Once Auckland's Golden Mile, Queen St has suffered from Covid lockdowns and works to restrict or control vehicles. Photo / Sylvie Whinray
OPINION
An elderly, banjo-playing couple used to be a fixture on Queen St. The man would sing Christian songs, breaking off occasionally to preach salvation to passers-by. I would pass them on my daily walk between my home and office, both on Queen St.
Then Covid came and, until recently,it escaped my notice that they were missing from their usual spot.
A great deal else has disappeared from Queen St over the past 18 months. Auckland's once-premier shopping strip now presents a fractured image, with many stores shuttered.
The newly widened pedestrian areas are largely empty, and the street is littered with plastic barriers, concrete bollards and temporary improvements that would better suit a car park or war zone.
The road is packed with mostly unoccupied buses. Parking bays, zones where cars can pass large vehicles, have been removed; one street, almost the last that Auckland Transport hasn't closed or littered with traffic cones, is barely passable.
Chronically clogged traffic means getting in or out of my work car park can take the best part of an hour.

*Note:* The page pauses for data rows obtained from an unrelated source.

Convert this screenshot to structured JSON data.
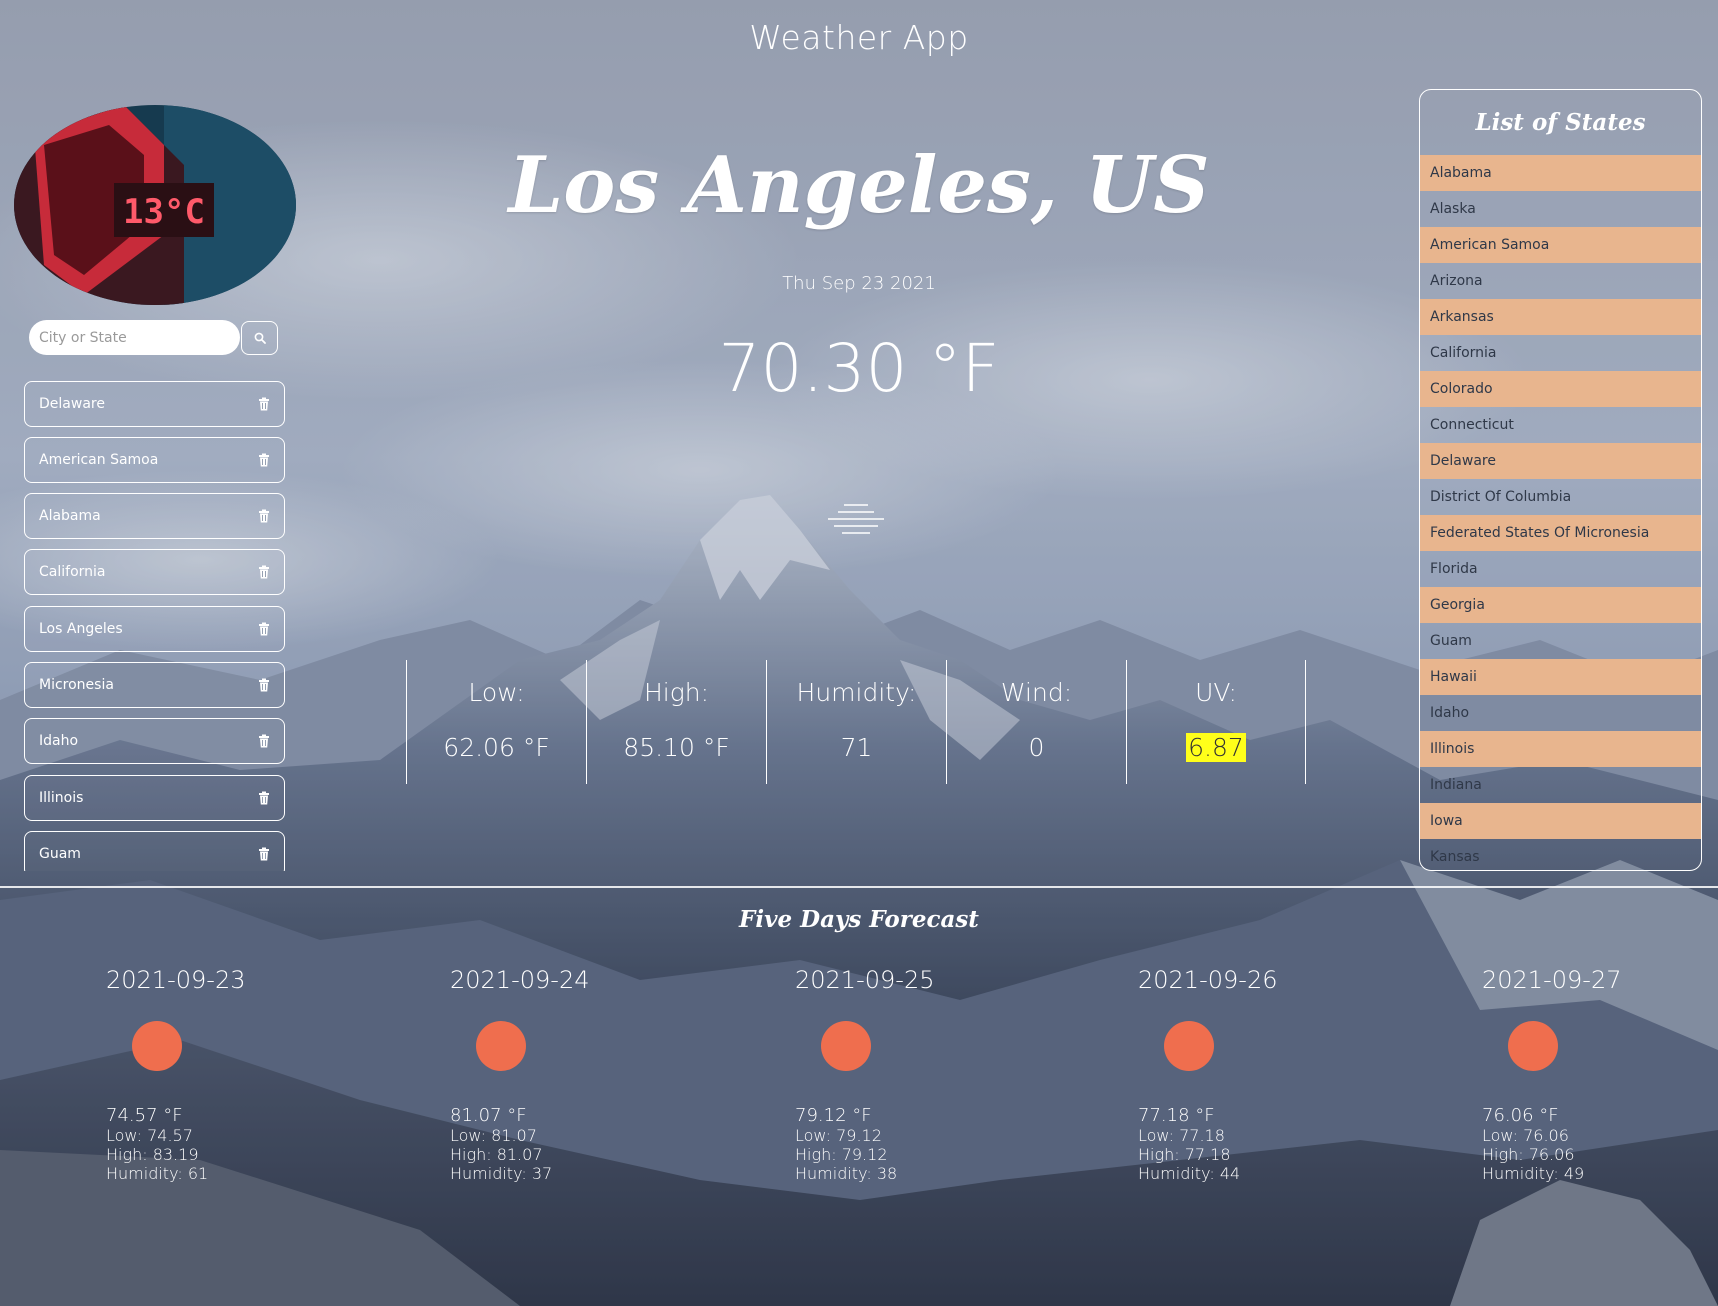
{
  "header": {
    "title": "Weather App"
  },
  "logo": {
    "display_text": "13°C"
  },
  "search": {
    "placeholder": "City or State",
    "button_icon": "search-icon"
  },
  "history": [
    {
      "label": "Delaware"
    },
    {
      "label": "American Samoa"
    },
    {
      "label": "Alabama"
    },
    {
      "label": "California"
    },
    {
      "label": "Los Angeles"
    },
    {
      "label": "Micronesia"
    },
    {
      "label": "Idaho"
    },
    {
      "label": "Illinois"
    },
    {
      "label": "Guam"
    }
  ],
  "current": {
    "city": "Los Angeles, US",
    "date": "Thu Sep 23 2021",
    "temp": "70.30 °F",
    "icon": "haze-icon",
    "stats": [
      {
        "label": "Low:",
        "value": "62.06 °F"
      },
      {
        "label": "High:",
        "value": "85.10 °F"
      },
      {
        "label": "Humidity:",
        "value": "71"
      },
      {
        "label": "Wind:",
        "value": "0"
      },
      {
        "label": "UV:",
        "value": "6.87"
      }
    ]
  },
  "states_panel": {
    "title": "List of States",
    "items": [
      "Alabama",
      "Alaska",
      "American Samoa",
      "Arizona",
      "Arkansas",
      "California",
      "Colorado",
      "Connecticut",
      "Delaware",
      "District Of Columbia",
      "Federated States Of Micronesia",
      "Florida",
      "Georgia",
      "Guam",
      "Hawaii",
      "Idaho",
      "Illinois",
      "Indiana",
      "Iowa",
      "Kansas"
    ]
  },
  "forecast": {
    "title": "Five Days Forecast",
    "days": [
      {
        "date": "2021-09-23",
        "temp": "74.57 °F",
        "low": "Low: 74.57",
        "high": "High: 83.19",
        "humidity": "Humidity: 61"
      },
      {
        "date": "2021-09-24",
        "temp": "81.07 °F",
        "low": "Low: 81.07",
        "high": "High: 81.07",
        "humidity": "Humidity: 37"
      },
      {
        "date": "2021-09-25",
        "temp": "79.12 °F",
        "low": "Low: 79.12",
        "high": "High: 79.12",
        "humidity": "Humidity: 38"
      },
      {
        "date": "2021-09-26",
        "temp": "77.18 °F",
        "low": "Low: 77.18",
        "high": "High: 77.18",
        "humidity": "Humidity: 44"
      },
      {
        "date": "2021-09-27",
        "temp": "76.06 °F",
        "low": "Low: 76.06",
        "high": "High: 76.06",
        "humidity": "Humidity: 49"
      }
    ]
  },
  "colors": {
    "state_row_highlight": "#e8b58e",
    "forecast_icon": "#ef6e4e",
    "uv_highlight": "#ffff1a"
  }
}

We need a solution. Within the framework of what is possible and practical, what does this look like?
Establish a Queen St-focused civic direction. Has there ever been a vision, clearly stated and with community, residents' and business input, that says how downtown Auckland will grow over the next five, 10, 30 years?
With a vision we can keep promoting the growth we have seen – Britomart, Wynyard Quarter.

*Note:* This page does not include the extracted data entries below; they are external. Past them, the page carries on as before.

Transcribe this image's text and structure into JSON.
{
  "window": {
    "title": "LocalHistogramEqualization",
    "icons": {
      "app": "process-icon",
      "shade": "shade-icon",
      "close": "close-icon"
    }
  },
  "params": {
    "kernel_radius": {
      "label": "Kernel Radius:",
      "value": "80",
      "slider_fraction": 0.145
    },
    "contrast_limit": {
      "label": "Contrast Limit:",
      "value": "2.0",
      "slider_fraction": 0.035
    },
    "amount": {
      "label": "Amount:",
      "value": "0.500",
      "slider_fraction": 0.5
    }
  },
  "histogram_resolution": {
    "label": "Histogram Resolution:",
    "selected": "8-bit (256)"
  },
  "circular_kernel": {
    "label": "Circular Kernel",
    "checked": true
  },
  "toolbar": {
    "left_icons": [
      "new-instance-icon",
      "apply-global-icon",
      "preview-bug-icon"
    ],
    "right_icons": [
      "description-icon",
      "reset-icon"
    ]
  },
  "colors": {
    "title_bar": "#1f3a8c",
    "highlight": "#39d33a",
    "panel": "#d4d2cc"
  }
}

A plan, agreed upon with timelines and a dedicated budget, becomes a reason for a sense of pride in the street once more.

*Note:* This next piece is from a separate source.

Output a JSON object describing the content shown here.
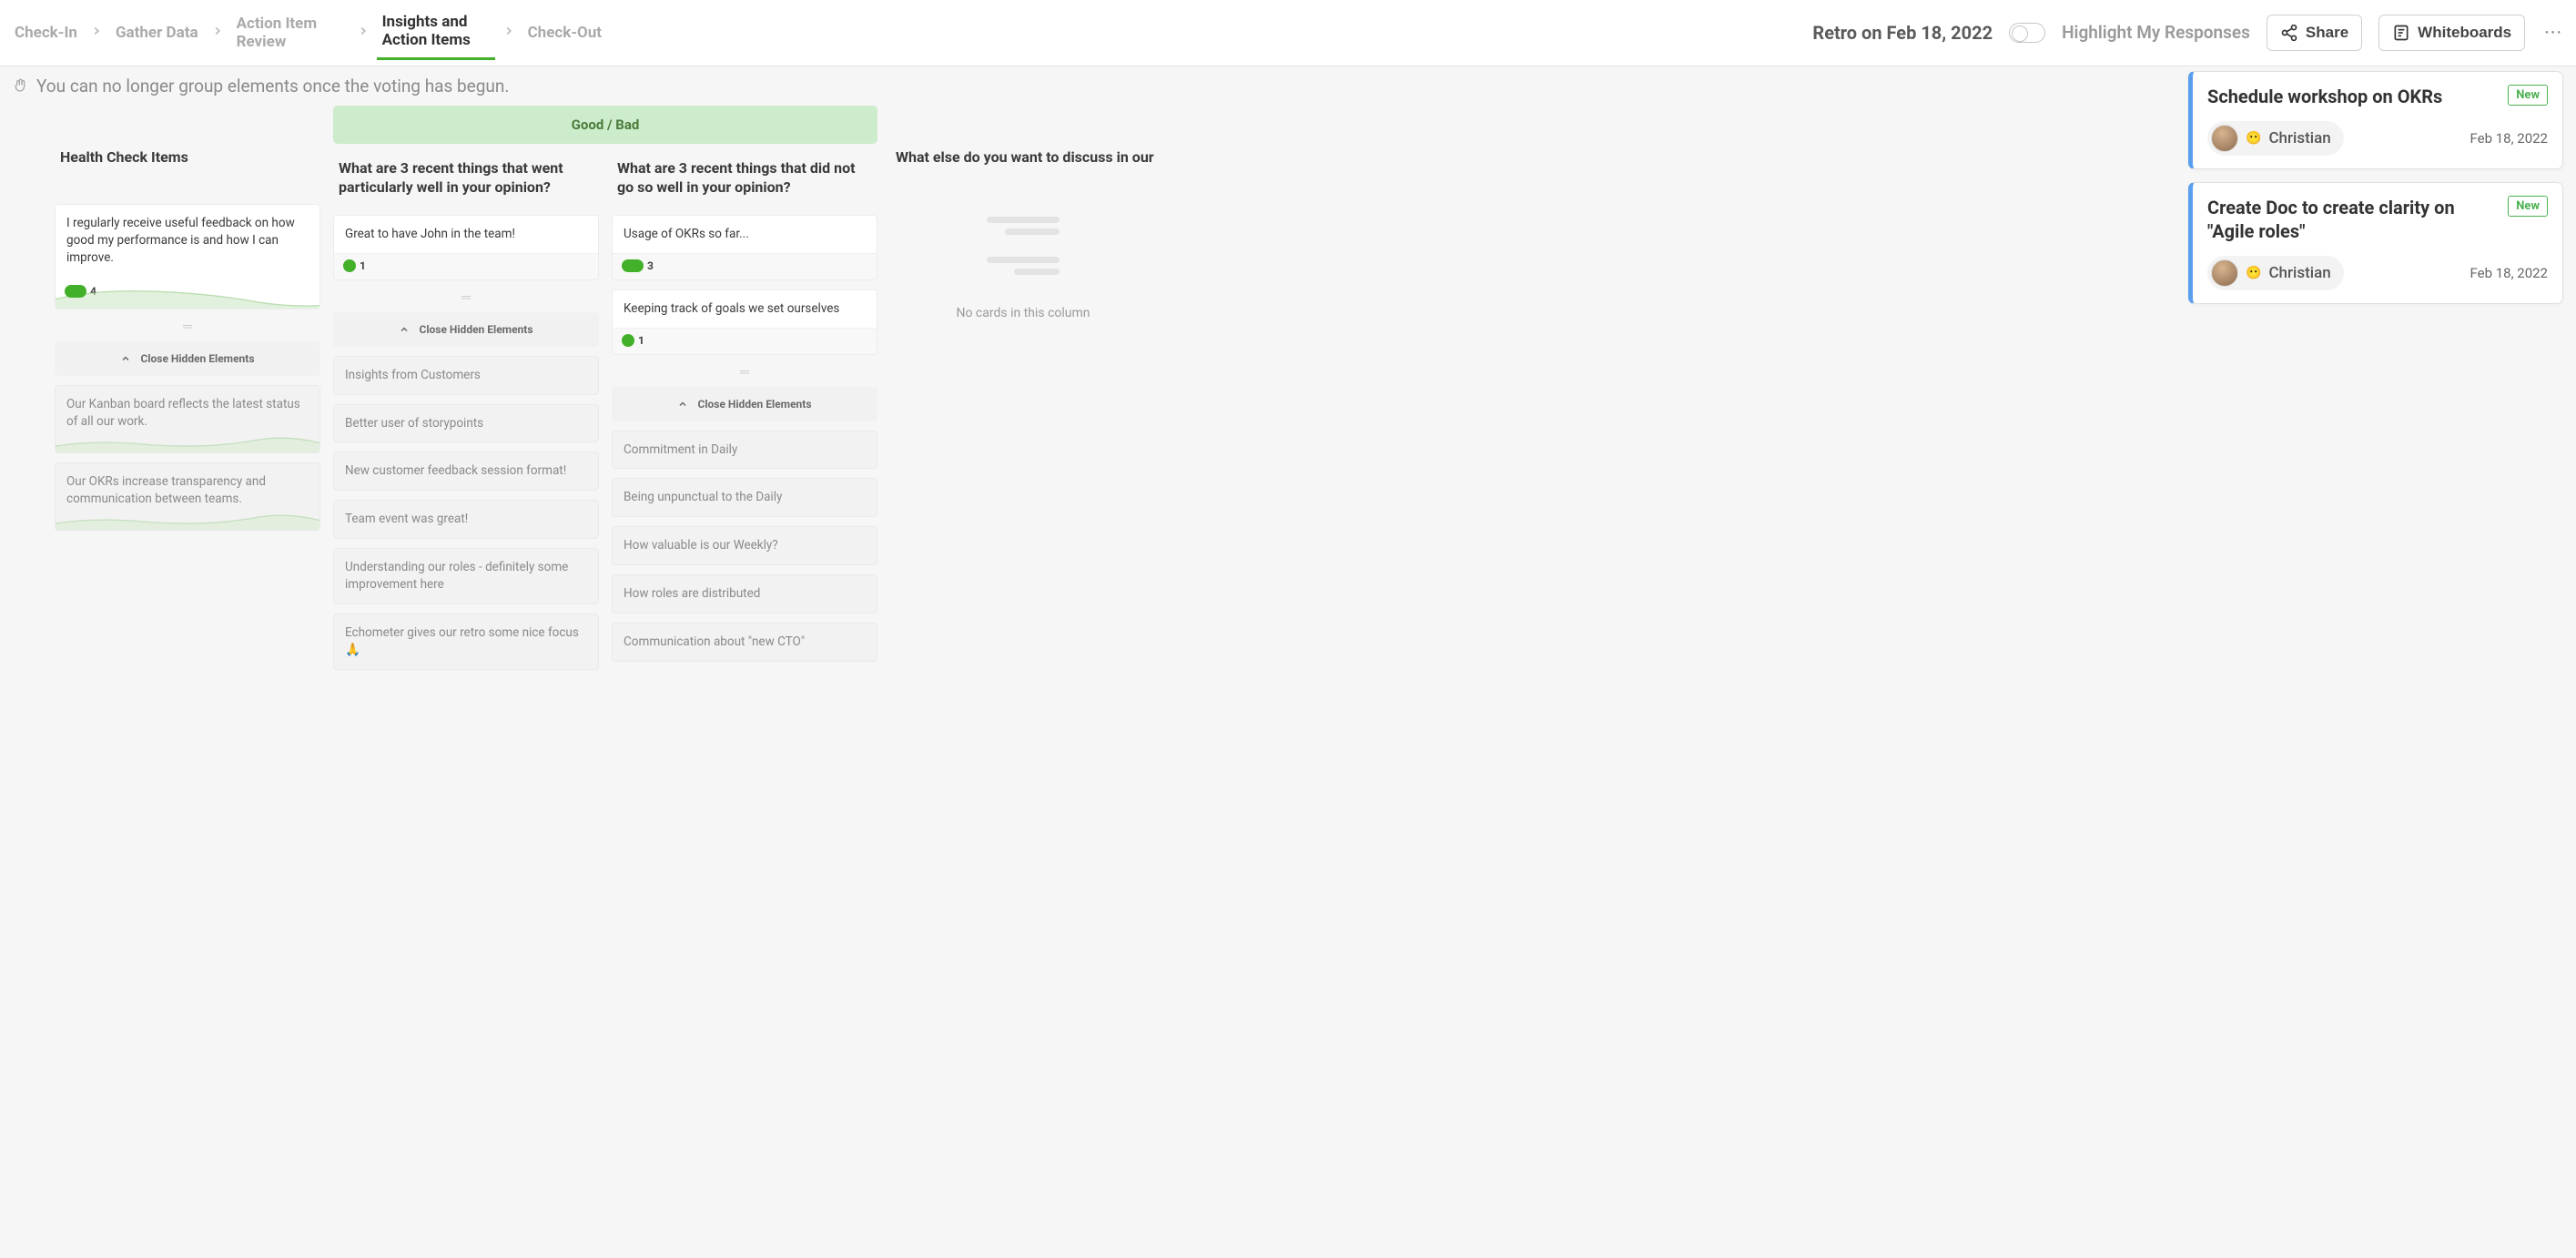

All unproductive high-value land around Queen St should be taxed with increasing property rates so owners can no longer hold them in trusts and sit on the capital growth.
The same applies to the areas around the City Rail Link. We are investing $4.5 billion in a rail network, let's have more collaboration to ensure all high-value land is converted to its best use.
Unify and protect the arts and theatre district. Excellent work has developed and renovated the Aotea Centre, the Civic, the Q Theatre, the Auckland Central Library and Auckland Art Gallery. However, the St James remains a blot, with refurbishment seemingly stalled after a 2015 fire and funding failure. We have few surviving heritage buildings that mean something to Aucklanders, and the city needs this restoration programme to work.
Meanwhile, the ASB Waterfront Theatre has been a terrific addition – but is separated from the rest of the uptown theatre district. A plan for the arts district must include dedicated transport options to bring a sense of unity (and sheer practicality).
It seems the council and Auckland Transport are trying to have it both ways with Queen St as semi-pedestrianised while still allowing two-way traffic movement (with some vehicle-type restrictions) in certain blocks.
I think it is clear to all that this have-our-cake approach is falling short.
Most people still travel to the central city and surrounds to work, and the layout of the city and lack of transport infrastructure makes cars still the only viable, reliable option.
Bikes work until it's wet and windy and there's an important meeting to attend.
Lack of free-flowing traffic also precludes the use of ride-shares or buses, and I doubt anyone wants to relive our pre-Covid scooter experiment.
Around 40 shops on Queen St are empty, and much of Albert St is a dead zone with zero foot traffic because of CRL works.
There is a prime opportunity for Auckland Council to step in and help restore the commercial and social fabric of Queen St by forgiving commercial rates and offering other allowances.
In this scenario, a landlord would pay no rates, while making their premises available on a pop-up basis to an Albert St business that can no longer trade there; and as long as this arrangement lasts – potentially until the CRL Aotea Station opens – rates will be forgiven.
The Albert St tenant would pay no rent on the Queen St pop-up and, ideally, the council would offer some compensation to the landlord. Even if the landlord is not receiving full rent from the pop-up, the property will benefit from more foot traffic and activity in Queen St.
Sadly, in the absence of a serious Queen St revival programme, the changes in how work is structured – home working, reduced hours, other flexi options – mean the problem will soon evolve from moving people through the city centre to getting them here at all.
As the city hosts fewer workers, the streetscape and shopping options of Queen St will deteriorate further and citizens will shop, dine and work elsewhere.
People have a way of finding their own solutions, though. The other day I was threading through the crowds on Wellington's Lambton Quay – past busy shops on a normal-sized footpath.
I heard the distinctive twang of a banjo, and there was the Christian couple sitting on the footpath, singing and bringing the Lord's word to Wellington. It is ironic that even the God-fearing buskers recognise Queen St may be beyond salvation.
• Andrew Barnes is a former chairman of Regional Facilities Auckland, the innovator behind the 4 Day Week and founder of a number of entities in the financial services and technology sectors.